Заметил перевёрнутые туфельки. Её. Иноземные. Других таких здесь не сыскать. Значит, была здесь. Была…
Один вопрос не давал покоя: «Кто посмел напасть на карету с охраной?» Ограбление? Всё может быть. Тот самый случай, когда не нужно искать объяснения. Убили всех. Пленных не брали.
Отметил пустую брошенную шкатулку у колеса.
Меховая накидка, частично выпавшая из кареты со следами крови на пропитавшемся и ссохшемся ворсе, неприятно поразила воображение. Кровь на меху напомнила охоту на зверя.
Кровь и мех.
Кровь и смерть.
Осмотрелся.
Следы бурых пятен на мятой траве у колеса. Птаха сидела.

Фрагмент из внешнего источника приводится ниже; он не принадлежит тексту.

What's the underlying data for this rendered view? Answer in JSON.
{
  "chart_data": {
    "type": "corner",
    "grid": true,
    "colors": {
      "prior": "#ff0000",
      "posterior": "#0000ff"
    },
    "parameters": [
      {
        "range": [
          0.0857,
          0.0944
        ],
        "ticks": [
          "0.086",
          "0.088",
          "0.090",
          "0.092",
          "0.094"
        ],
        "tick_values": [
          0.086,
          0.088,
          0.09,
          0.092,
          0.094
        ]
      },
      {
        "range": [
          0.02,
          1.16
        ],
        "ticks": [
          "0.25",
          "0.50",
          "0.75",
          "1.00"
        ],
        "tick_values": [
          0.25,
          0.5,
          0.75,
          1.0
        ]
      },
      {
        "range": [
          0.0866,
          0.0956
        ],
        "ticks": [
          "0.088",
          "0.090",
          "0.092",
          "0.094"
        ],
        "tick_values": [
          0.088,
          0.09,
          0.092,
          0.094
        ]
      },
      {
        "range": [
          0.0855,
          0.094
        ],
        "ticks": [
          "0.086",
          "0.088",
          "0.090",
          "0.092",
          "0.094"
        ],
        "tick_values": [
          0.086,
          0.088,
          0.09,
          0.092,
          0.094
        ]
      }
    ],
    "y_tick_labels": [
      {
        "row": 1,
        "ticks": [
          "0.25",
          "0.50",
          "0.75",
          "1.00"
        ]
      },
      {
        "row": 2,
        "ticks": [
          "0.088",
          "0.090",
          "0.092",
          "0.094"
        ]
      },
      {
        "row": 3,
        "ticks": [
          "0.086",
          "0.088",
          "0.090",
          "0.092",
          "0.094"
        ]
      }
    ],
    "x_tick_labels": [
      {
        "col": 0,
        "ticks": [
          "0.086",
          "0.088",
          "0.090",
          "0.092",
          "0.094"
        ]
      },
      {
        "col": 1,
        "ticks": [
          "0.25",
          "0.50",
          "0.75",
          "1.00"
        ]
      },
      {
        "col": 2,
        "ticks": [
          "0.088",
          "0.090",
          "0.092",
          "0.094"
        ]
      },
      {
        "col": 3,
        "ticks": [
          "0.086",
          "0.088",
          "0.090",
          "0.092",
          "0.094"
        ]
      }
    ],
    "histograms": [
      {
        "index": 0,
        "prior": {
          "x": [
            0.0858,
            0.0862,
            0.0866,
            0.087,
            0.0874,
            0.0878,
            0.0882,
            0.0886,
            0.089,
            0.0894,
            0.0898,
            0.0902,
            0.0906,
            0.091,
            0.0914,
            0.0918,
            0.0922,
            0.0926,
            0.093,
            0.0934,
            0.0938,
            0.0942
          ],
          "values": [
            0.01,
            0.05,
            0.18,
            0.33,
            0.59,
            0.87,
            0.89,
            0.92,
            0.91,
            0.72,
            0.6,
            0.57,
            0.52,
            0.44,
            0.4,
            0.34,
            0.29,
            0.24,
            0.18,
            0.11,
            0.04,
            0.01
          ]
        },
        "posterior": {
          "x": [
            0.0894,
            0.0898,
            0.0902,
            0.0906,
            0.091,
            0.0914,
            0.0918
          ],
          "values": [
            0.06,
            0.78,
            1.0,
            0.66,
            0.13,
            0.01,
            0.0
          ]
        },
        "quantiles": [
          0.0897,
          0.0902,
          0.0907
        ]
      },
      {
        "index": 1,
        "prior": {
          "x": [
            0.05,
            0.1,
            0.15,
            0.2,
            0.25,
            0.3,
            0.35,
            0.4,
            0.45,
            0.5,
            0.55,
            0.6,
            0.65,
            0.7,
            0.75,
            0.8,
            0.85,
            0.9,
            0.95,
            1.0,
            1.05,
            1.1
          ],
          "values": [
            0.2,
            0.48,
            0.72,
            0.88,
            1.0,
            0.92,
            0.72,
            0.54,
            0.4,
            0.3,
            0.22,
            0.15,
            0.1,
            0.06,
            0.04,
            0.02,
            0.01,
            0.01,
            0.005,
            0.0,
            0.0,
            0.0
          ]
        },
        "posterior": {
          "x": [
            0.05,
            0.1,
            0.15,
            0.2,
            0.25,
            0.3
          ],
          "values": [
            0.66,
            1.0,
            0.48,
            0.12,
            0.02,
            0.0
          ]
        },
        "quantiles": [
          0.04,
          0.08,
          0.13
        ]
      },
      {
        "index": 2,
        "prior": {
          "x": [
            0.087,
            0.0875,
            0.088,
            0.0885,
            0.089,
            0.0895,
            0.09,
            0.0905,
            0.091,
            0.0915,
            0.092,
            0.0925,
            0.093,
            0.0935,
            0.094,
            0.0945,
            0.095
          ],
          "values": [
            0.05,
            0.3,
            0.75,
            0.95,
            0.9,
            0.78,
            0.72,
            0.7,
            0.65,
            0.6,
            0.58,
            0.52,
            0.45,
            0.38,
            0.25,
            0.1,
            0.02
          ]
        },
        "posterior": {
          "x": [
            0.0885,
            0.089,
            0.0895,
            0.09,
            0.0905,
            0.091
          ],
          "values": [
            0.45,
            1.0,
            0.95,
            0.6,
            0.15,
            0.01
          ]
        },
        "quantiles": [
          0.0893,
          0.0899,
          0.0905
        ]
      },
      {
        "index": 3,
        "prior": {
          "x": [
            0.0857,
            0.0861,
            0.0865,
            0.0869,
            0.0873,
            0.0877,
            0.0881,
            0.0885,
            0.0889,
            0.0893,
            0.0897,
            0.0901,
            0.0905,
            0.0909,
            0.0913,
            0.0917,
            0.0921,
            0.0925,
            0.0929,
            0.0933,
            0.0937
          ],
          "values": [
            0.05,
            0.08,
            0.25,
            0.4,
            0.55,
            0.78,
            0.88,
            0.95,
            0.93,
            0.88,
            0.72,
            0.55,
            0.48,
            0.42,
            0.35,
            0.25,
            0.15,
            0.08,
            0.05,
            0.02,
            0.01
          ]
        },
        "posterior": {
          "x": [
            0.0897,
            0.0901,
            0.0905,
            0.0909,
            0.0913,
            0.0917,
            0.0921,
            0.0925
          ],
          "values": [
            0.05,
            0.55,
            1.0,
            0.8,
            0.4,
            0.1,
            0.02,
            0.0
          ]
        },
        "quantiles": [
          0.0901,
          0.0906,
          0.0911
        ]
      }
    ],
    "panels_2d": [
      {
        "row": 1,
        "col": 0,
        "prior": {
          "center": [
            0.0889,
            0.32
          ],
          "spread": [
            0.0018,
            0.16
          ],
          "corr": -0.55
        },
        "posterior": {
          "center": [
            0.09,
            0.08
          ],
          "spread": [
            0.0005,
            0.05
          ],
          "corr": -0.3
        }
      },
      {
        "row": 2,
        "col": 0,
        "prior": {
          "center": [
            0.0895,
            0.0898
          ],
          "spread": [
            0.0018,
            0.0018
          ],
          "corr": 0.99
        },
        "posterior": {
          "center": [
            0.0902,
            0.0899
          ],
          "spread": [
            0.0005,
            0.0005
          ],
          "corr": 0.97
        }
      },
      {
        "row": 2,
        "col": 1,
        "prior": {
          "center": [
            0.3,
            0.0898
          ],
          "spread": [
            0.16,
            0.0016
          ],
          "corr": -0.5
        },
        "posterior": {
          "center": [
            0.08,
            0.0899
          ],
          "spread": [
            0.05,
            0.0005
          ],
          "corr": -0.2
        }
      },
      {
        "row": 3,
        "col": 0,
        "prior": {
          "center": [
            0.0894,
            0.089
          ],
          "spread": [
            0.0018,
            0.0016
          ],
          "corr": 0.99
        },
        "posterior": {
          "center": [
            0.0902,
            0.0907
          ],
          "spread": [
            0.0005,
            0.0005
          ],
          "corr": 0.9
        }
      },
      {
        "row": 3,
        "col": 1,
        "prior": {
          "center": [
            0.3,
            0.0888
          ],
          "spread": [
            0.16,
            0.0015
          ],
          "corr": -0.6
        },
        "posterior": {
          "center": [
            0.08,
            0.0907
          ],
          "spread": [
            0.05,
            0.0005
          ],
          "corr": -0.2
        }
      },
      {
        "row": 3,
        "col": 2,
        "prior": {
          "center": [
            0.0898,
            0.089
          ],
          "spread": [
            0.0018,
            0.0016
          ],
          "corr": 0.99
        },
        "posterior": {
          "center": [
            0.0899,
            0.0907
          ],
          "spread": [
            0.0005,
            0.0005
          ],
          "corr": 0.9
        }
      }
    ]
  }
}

Следы уводят в заросли. Она ушла…
Его Таша ранена? Главное — жива.
Обернулся на подошедшего воина:
— Обыскать всё вокруг. Найти живых. Допросить.
Скинув давящую кольчужную броню, налегке направился по примятой траве, по следам пфальцграфини.
Сонная тишина, путаясь в верхушках смешанного леса, настораживала. В его глубине мерещилось что-то зловещее. Ожидание опасности напрягало нервы до предела.
Вслушивался до звона в ушах.
Всматривался до рези в глазах.
— Таша… — позвал негромко, словно она находится совсем рядом и слышит его.
Голос потонул в смутной непробиваемой тиши.
Следы петляли, сбивая с пути. Так уходит зверь от погони. Знала ли она, что никто за ней не идёт?
Остановился, снова прислушиваясь, отирая пот со лба. Тело лихорадило. Душа чуяла неладное, направляя путника в нужном направлении. Впервые слушал голос сердца, а не разума.
Раздалось ленивое постукивание дятла. Испуганно вскрикнула пёстрая сойка. Ей ответила другая.
Птицы… Звук их крыльев разбил безмолвие сонного леса.
Туда… Нужно идти туда. Кто-то спугнул птицу.